Гоббс считал все чувства движениями тела, связанными с волей и направленными на внешние объекты. Направлений их движения только два, а именно к объекту (желание/влечение, appetite) или от объекта (отвращение, aversion). Если мы некий объект ни желаем, ни отвергаем, значит мы его презираем и держим наше тело (наше сердце) в середине между двумя движениями. Из этих двух направлений образуется краткий каталог основных («простых», как выражается Гоббс) эмоций, таких как любовь, печаль и радость, а в сочетании с другими факторами – бесконечный каталог других эмоций75. Однако следует отметить, что Гоббса «интересовал главным образом […] не психологический анализ, а разработка такой концепции человеческой природы, которая объясняла бы поступки людей и обеспечивала бы внятную основу для гражданских институтов и политического правления»76.
На идеи теоретиков государства, таких как Гоббс и его оппонент Джон Локк (1632–1704), отреагировали шотландские моральные философы XVIII века, которые придумывали сложные системы чувств и ввели в оборот категорию эмпатии, в наши дни снова активно обсуждаемую.
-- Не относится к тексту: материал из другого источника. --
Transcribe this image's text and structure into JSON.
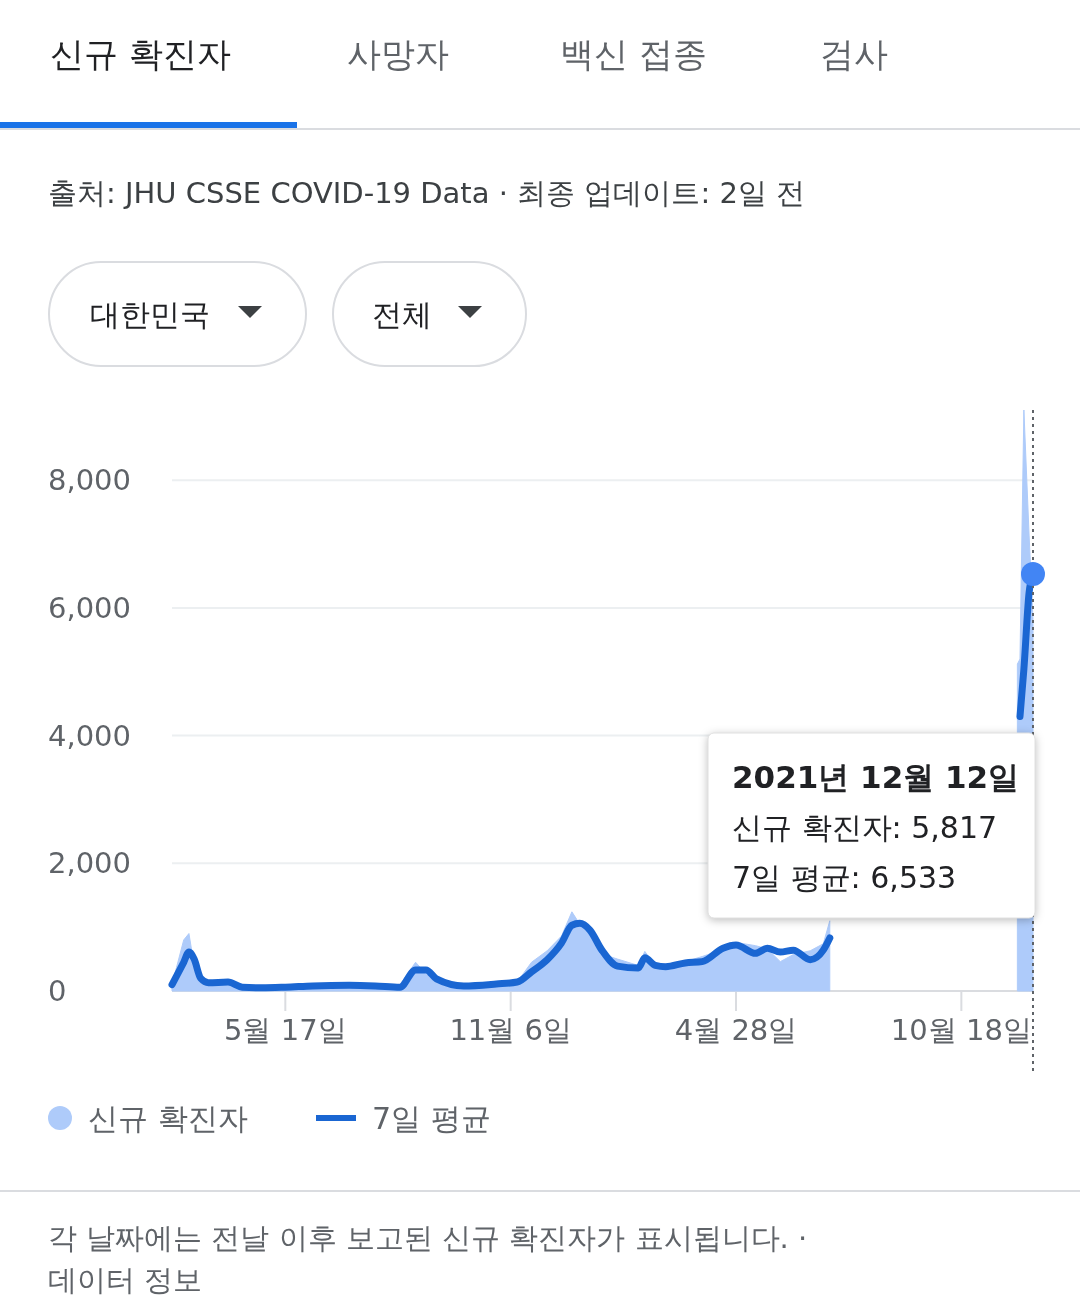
{
  "chart_data": {
    "type": "area",
    "x": [
      "2020-02-20",
      "2020-02-29",
      "2020-03-04",
      "2020-03-08",
      "2020-03-13",
      "2020-03-19",
      "2020-04-03",
      "2020-04-14",
      "2020-04-29",
      "2020-05-17",
      "2020-06-07",
      "2020-07-05",
      "2020-07-25",
      "2020-08-13",
      "2020-08-25",
      "2020-09-02",
      "2020-09-10",
      "2020-10-01",
      "2020-10-26",
      "2020-11-11",
      "2020-11-22",
      "2020-12-04",
      "2020-12-15",
      "2020-12-23",
      "2020-12-29",
      "2021-01-06",
      "2021-01-15",
      "2021-01-27",
      "2021-02-12",
      "2021-02-17",
      "2021-02-25",
      "2021-03-05",
      "2021-03-20",
      "2021-04-02",
      "2021-04-18",
      "2021-04-28",
      "2021-05-13",
      "2021-05-22",
      "2021-06-01",
      "2021-06-11",
      "2021-06-24",
      "2021-07-04",
      "2021-07-09",
      "2021-07-20",
      "2021-11-20",
      "2021-11-30",
      "2021-12-02",
      "2021-12-05",
      "2021-12-09",
      "2021-12-12"
    ],
    "series": [
      {
        "name": "신규 확진자",
        "color": "#aecbfa",
        "values": [
          100,
          800,
          900,
          400,
          110,
          150,
          90,
          30,
          10,
          20,
          60,
          60,
          110,
          100,
          450,
          270,
          150,
          110,
          120,
          140,
          450,
          630,
          860,
          1240,
          1050,
          870,
          580,
          500,
          400,
          620,
          390,
          420,
          460,
          540,
          650,
          760,
          710,
          660,
          460,
          570,
          630,
          740,
          1100,
          null,
          null,
          5120,
          5200,
          9100,
          7140,
          5817
        ]
      },
      {
        "name": "7일 평균",
        "type": "line",
        "color": "#1a66d2",
        "values": [
          100,
          450,
          610,
          500,
          200,
          130,
          140,
          60,
          50,
          60,
          80,
          90,
          80,
          60,
          330,
          330,
          190,
          80,
          110,
          140,
          300,
          490,
          750,
          1030,
          1060,
          950,
          640,
          390,
          360,
          520,
          400,
          380,
          440,
          460,
          670,
          720,
          590,
          670,
          610,
          640,
          490,
          640,
          830,
          null,
          null,
          null,
          4300,
          5040,
          6240,
          6533
        ]
      }
    ],
    "xlim": [
      "2020-02-20",
      "2021-12-12"
    ],
    "xticks": [
      {
        "value": "2020-05-17",
        "label": "5월 17일"
      },
      {
        "value": "2020-11-06",
        "label": "11월 6일"
      },
      {
        "value": "2021-04-28",
        "label": "4월 28일"
      },
      {
        "value": "2021-10-18",
        "label": "10월 18일"
      }
    ],
    "ylim": [
      0,
      9100
    ],
    "yticks": [
      {
        "value": 0,
        "label": "0"
      },
      {
        "value": 2000,
        "label": "2,000"
      },
      {
        "value": 4000,
        "label": "4,000"
      },
      {
        "value": 6000,
        "label": "6,000"
      },
      {
        "value": 8000,
        "label": "8,000"
      }
    ],
    "grid": "y",
    "legend": "bottom left",
    "ref_lines": [
      {
        "axis": "x",
        "value": "2021-12-12",
        "line_style": "dotted",
        "color": "#5f6368"
      }
    ],
    "annotations": [
      "신규 확진자",
      "사망자",
      "백신 접종",
      "검사",
      "출처: JHU CSSE COVID-19 Data · 최종 업데이트: 2일 전",
      "대한민국",
      "전체",
      "각 날짜에는 전날 이후 보고된 신규 확진자가 표시됩니다. ·",
      "데이터 정보",
      "2021년 12월 12일",
      "신규 확진자: 5,817",
      "7일 평균: 6,533"
    ]
  }
}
Энтони Эшли-Купер, граф Шефтсбери (1671–1713), который был тесно связан с шотландскими моральными философами, задался – с позиций утилитаризма – вопросом о пользе эмоций. Его концепция чувств была гораздо более реляционной, чем у Гоббса: по его мнению, одна часть эмоций – естественные страсти (natural affections) – направлена в основном на окружающих, в то время как неестественные страсти (unnatural affections) – антиобщественные, нацелены только на собственную выгоду77. Кроме того, Шефтсбери, в отличие от Гоббса, считал, что в человеческой природе «в конечном счете уживаются добродетель и корысть»78. Чувства, по его мнению, априори морально ценны, в том числе и стремление к счастью (pursuit of happiness). Различные чувства в человеке соотносятся друг с другом, «как струны музыкального инструмента», стремящиеся к естественной гармонии79.
Еще на один шаг дальше пошел Фрэнсис Хатчесон (1694–1746), тоже моральный философ, который считал, что эмоции «по природе своей уравновешивают друг друга, как антагонистические мышцы в теле»80. Дэвид Юм (1711–1776), который сам называл себя «языческим» философом, даже возвел страсти, или эмоции (passions), в ранг инстанции, контролирующей разум: «Разум есть и должен быть лишь рабом аффектов»81. Для Юма разум как таковой не обладал никаким «оценочно-репрезентационным содержанием», а потому вполне разумным может быть и убийство82. Безнравственным убийство становится только благодаря вовлечению чувств. Юм подчеркивал:
Я ни в коей мере не вступлю в противоречие с разумом, если предпочту, чтобы весь мир был разрушен, тому, чтобы я поцарапал палец. Я не вступлю в противоречие с разумом и в том случае, если решусь безвозвратно погибнуть, чтобы предотвратить малейшую неприятность для какого-нибудь индийца или вообще совершенно незнакомого мне лица. Столь же мало окажусь я в противоречии с разумом и тогда, когда предпочту несомненно меньшее благо большему и буду чувствовать к первому более горячую привязанность, чем ко второму83.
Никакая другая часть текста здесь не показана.